As I stated when I made Rollerball my Sunday Night Movie a while back, the 1970’s were a time for thoughtful and intelligent SF movies. Soylent Green is special beyond that because it is part of the Charlton Heston trifecta of SF movies, Planet Of The Apes, Soylent Green, and The Omega Man. These were A-list films not cheap sci-fi tossed off for the teenager drive-in market.

Soylent Green is set in the year 2022 (hey, only 11 years away!) in a  New York City with a population of 40 million and 50% unemployment. It is very loosely based upon the 1966 novel by noted SF author Harry Harrison ‘Make Room, Make Room.’

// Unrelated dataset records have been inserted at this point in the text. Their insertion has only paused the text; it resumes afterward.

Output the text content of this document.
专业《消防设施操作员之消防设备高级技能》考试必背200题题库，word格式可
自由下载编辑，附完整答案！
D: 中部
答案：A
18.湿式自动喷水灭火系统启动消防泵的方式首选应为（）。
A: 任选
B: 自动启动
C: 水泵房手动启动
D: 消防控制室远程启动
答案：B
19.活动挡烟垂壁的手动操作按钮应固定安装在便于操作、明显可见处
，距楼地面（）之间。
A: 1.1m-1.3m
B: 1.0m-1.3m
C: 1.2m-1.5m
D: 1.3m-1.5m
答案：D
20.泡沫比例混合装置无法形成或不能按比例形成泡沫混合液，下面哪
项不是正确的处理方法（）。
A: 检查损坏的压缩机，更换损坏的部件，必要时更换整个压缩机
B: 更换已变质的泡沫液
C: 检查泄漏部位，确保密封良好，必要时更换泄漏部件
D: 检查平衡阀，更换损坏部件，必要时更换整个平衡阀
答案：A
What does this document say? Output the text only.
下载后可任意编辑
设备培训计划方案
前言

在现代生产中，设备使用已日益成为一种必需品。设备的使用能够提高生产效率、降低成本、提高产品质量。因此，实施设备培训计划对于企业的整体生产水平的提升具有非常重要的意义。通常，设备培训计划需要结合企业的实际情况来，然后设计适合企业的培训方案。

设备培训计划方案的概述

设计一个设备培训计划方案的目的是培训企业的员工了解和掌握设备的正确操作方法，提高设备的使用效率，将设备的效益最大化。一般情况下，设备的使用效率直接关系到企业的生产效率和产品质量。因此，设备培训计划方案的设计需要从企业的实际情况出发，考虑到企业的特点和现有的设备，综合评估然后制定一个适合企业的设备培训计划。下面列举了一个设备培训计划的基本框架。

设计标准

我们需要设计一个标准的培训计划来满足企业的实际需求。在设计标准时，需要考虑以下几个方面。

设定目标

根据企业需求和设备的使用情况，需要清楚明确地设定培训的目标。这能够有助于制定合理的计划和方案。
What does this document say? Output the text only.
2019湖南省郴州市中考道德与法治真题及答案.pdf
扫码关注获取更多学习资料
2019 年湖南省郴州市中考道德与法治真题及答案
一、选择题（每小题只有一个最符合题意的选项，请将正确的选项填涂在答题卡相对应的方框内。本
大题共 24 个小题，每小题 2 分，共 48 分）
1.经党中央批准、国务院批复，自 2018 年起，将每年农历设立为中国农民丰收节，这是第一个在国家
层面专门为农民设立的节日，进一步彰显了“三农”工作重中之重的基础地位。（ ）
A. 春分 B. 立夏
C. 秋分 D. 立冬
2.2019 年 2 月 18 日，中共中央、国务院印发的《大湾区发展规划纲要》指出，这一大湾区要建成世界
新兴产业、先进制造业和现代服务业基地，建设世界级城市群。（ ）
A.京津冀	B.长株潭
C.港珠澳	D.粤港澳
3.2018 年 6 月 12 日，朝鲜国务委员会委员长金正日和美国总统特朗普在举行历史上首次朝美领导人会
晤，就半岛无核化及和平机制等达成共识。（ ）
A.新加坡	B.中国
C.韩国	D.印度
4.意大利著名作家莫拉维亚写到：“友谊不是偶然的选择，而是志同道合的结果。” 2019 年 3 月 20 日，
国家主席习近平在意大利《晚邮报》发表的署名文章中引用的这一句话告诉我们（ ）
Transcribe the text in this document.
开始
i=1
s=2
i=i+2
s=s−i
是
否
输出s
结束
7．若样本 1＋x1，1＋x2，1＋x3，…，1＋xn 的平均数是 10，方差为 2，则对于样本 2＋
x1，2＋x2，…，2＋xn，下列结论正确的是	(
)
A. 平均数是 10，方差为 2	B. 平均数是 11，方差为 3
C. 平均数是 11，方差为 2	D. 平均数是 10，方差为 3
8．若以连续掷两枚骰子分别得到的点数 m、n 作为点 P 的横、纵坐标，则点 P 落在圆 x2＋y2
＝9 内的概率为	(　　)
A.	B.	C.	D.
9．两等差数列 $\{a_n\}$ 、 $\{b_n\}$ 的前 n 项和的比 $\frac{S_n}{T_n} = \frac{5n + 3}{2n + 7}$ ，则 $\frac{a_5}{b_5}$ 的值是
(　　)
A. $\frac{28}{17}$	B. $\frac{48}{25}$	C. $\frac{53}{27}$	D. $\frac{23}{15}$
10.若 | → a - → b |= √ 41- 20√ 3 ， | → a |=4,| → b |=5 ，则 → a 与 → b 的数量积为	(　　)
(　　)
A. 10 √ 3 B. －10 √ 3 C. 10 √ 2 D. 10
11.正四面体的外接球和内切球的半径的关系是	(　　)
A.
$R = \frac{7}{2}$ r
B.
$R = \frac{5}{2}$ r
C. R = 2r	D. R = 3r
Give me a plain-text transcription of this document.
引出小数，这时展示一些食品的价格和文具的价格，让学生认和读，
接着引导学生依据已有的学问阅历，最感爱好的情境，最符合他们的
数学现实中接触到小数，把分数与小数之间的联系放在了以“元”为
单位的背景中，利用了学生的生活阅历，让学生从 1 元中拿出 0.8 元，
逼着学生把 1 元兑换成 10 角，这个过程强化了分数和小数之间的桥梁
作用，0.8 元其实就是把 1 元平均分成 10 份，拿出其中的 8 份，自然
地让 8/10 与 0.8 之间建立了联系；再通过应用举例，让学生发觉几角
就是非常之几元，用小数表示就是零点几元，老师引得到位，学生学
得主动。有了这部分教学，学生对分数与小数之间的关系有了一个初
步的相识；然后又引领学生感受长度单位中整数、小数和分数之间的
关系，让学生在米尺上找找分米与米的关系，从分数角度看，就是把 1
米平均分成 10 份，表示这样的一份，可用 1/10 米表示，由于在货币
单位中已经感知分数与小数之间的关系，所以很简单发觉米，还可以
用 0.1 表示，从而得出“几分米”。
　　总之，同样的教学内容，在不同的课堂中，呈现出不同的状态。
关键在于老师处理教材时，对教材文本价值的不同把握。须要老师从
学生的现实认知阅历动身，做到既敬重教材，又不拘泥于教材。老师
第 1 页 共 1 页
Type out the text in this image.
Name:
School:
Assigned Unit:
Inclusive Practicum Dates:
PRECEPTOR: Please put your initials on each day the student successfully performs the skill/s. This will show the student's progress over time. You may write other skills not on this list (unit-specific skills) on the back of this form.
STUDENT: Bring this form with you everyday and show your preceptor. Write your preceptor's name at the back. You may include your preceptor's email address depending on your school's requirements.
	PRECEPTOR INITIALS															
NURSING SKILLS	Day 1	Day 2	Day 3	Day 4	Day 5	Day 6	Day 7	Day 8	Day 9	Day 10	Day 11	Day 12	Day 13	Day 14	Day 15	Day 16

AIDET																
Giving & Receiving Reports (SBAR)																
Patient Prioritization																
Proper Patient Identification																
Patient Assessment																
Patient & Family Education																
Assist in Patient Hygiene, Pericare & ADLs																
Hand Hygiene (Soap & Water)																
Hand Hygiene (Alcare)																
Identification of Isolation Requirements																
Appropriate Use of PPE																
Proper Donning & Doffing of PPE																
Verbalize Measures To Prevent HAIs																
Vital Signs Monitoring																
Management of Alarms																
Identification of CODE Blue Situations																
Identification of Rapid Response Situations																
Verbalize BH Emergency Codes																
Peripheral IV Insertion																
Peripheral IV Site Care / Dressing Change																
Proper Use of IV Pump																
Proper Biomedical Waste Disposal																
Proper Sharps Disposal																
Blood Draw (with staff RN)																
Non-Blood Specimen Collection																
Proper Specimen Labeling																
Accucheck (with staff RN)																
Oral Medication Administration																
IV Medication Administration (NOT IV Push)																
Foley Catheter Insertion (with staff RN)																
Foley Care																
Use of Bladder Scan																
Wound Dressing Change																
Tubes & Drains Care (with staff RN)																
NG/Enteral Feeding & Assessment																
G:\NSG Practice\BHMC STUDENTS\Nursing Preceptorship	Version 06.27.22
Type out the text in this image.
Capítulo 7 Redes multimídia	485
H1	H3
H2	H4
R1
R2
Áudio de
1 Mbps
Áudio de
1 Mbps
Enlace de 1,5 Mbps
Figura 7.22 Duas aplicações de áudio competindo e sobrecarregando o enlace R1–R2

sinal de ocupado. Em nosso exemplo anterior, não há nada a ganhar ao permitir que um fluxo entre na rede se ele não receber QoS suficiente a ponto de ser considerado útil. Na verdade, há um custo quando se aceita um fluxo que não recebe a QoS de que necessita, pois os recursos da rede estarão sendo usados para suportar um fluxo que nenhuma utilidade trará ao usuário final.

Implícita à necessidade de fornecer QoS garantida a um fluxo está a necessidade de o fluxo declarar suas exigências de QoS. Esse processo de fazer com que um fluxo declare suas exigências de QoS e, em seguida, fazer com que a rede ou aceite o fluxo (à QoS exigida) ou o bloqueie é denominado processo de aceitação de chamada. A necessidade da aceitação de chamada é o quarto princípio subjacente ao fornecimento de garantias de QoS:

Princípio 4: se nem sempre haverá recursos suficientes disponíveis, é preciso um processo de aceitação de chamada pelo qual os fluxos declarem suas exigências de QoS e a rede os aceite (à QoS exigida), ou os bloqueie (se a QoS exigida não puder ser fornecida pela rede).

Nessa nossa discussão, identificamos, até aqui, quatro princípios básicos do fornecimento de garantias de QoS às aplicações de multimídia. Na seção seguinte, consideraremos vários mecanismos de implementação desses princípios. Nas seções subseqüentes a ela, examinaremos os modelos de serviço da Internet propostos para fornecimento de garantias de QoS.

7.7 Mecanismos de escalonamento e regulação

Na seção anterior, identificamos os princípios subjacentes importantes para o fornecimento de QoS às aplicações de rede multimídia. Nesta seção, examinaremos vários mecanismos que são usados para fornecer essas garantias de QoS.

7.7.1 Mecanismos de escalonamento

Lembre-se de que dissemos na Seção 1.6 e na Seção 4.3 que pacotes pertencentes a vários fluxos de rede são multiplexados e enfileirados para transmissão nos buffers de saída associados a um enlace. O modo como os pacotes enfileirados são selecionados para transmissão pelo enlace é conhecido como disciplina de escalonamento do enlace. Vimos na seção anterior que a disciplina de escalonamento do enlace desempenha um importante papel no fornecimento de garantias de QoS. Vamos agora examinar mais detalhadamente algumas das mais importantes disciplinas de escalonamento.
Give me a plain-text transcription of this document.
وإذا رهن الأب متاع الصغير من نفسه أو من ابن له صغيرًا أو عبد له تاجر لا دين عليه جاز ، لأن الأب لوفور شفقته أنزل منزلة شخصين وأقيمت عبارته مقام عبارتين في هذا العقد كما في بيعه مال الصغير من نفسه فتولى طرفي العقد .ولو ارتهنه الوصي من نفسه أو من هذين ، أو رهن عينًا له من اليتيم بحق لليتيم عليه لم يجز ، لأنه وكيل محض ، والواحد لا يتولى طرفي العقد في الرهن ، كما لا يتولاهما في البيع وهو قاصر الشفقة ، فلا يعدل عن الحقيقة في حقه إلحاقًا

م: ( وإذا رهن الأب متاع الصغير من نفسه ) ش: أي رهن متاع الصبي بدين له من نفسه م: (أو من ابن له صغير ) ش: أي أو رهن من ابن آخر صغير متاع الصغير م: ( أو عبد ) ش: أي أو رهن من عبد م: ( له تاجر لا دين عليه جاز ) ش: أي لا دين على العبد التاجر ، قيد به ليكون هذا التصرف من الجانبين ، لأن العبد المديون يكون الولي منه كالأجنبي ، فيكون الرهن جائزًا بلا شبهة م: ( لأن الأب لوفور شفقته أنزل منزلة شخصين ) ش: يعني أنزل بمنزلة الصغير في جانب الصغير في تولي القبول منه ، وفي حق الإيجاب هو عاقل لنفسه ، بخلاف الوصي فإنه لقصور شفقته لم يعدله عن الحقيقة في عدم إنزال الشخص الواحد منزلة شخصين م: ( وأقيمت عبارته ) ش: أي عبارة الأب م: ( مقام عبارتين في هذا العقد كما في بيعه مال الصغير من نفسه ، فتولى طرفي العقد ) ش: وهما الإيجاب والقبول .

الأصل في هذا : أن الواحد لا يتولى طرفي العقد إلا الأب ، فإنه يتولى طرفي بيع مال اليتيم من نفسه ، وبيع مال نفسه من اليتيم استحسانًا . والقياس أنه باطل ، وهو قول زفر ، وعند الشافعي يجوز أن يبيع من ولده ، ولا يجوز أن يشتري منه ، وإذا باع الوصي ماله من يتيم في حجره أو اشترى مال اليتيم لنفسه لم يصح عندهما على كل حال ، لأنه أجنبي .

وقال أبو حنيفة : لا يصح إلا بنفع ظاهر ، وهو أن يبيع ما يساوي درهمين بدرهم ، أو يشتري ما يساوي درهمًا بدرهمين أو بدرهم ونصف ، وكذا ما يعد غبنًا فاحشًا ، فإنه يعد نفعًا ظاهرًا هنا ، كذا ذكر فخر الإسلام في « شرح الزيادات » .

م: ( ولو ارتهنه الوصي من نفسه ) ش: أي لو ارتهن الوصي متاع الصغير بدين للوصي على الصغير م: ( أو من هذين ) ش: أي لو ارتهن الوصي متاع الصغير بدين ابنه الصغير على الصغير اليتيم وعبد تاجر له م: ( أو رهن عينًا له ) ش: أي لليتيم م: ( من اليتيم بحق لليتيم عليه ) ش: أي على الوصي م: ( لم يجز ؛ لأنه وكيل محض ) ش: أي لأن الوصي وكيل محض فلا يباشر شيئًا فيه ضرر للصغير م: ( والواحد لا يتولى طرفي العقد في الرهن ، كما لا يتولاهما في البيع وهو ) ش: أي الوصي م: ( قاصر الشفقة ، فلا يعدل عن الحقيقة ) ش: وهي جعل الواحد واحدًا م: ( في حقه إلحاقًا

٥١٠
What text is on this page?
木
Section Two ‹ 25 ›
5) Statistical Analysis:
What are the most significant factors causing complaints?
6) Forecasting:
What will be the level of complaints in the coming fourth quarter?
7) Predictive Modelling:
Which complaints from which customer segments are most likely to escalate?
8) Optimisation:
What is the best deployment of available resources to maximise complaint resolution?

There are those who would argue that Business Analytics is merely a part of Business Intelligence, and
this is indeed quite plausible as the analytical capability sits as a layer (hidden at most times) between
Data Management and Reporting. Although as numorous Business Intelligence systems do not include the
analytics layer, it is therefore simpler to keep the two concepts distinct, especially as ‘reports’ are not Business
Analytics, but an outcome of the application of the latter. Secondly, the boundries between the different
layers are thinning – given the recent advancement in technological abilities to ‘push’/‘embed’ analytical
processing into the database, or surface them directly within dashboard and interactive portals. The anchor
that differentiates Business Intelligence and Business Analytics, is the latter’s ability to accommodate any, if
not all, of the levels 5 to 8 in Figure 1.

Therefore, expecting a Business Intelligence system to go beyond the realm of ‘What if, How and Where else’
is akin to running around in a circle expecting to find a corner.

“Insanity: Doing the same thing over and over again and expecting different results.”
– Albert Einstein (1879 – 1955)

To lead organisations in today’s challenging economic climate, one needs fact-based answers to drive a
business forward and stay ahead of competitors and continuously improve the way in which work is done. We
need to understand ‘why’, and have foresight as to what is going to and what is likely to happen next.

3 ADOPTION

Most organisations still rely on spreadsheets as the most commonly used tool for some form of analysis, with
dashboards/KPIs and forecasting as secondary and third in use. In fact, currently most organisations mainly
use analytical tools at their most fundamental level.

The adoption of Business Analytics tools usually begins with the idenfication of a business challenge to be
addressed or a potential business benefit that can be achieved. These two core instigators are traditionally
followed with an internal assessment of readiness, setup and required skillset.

Heston plays Detective Thorn, an overworked and pettily corrupt police office. When a rich and power man is murdered during a thuggish robbery, Thorn draws the case to add to the other three murderers he is chasing down. The world in 2022 is vastly overpopulated with resources nearly exhausted. To discover any information Detective Thorn relies in his ‘book,’ Salomon Roth (Edward G. Robinson.) A live-in friend who has ‘a hand full of twenty year old reference materials.’ When the facts of the murder start to point to assassination and conspiracy Thorn knows he can’t sweep this case under the rug or it might mean his job. Without his job he’d be sleeping on the street, scrounging for survival. Amid political pressure and dwinliing time Thorn has to uncover a secret so terrible not only are some wiling to murder for it, but it makes the victim welcomes his assassin.